Il tutto in un quadro politico a partito unico dove le giovani generazioni scalpitano manifestando i loro malumori sui social (che nell’isola, va detto, non soffrono di particolari restrizioni) all’insegna del “patria libre y vivir”, in antitesi al “patria libre o morir” rivoluzionario. Come il Movimiento (culturale) San Isidro, represso nel novembre scorso quando intraprese uno sciopero della fame contro la censura e l’arresto di uno di loro. Penuria e controllo sociale, alla lunga, sono difficilmente sostenibili.

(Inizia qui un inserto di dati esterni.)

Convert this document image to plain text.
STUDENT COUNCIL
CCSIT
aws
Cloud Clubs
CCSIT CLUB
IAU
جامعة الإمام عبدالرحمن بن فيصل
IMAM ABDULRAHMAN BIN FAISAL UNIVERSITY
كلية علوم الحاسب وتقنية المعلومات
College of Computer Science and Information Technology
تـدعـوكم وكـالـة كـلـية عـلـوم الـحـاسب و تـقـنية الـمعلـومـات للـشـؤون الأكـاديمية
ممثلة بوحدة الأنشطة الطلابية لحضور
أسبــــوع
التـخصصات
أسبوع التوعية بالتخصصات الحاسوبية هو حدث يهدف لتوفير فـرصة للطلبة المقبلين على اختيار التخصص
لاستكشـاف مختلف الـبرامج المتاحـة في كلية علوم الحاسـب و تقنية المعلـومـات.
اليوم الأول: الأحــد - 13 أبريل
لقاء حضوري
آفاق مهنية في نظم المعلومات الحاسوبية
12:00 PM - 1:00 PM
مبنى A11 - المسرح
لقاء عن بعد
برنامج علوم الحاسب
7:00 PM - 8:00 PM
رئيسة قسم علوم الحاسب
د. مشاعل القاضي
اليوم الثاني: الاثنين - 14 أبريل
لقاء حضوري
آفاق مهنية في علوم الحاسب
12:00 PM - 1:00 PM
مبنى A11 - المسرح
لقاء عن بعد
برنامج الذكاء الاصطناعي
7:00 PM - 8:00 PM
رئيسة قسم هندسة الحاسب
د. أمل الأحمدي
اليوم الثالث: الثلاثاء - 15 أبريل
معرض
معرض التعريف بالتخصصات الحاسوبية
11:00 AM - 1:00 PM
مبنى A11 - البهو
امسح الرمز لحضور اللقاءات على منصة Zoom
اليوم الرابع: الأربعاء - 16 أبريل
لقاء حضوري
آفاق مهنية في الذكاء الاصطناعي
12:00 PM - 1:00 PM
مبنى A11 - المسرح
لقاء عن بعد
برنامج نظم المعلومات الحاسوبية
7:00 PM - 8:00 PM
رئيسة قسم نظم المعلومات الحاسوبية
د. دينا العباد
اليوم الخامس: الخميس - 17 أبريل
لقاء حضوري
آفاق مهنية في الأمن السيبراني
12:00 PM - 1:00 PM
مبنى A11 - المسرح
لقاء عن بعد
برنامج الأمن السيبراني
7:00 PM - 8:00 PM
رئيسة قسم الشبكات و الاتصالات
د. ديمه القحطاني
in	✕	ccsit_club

Come le proteste giovanili.

Più volte la Cuba castrista è stata data per spacciata. Soprattutto dopo la scomparsa dell’Unione Sovietica con i suoi quasi settant’anni di socialismo reale, piuttosto andato a male. Eppure anche durante il durissimo “periodo especial” degli anni ’90 la sovranità nazionale cubana, a sole 90 miglia dagli Stati Uniti, tenne duro. E grazie poi anche al sostegno del successivamente defunto venezuelano Hugo Chavez, ha potuto resistere per altrettanti trent’anni alla caduta del Muro di Berlino. Prova evidente che era stata una rivoluzione popolare vera.

Un miracolo a due passi dagli States! Con ben dodici presidenti che si sono avvicendati invano alla Casa Bianca. Certo una sovranità incompatibile (forse, nel bene e nel male) con l’esercizio democratico; perlomeno quello che abbiamo avuto l’opportunità di vivere noi nel benestante emisfero nord-occidentale; e che oggi è anche qui piuttosto zoppicante. Sovranità che porta infine non a caso il nome del vaccino Soberana, che i cubani si son fatti da soli contro il covid 19; che nell’isola ha fatto venti volte meno vittime rispetto alle nostre latitudini. Ce la farà ora Diaz Canel, orfano del carisma dei fratelli Castro, ad onorare l’impegno per una continuità del socialismo tropicale cubano? Il resto è già storia.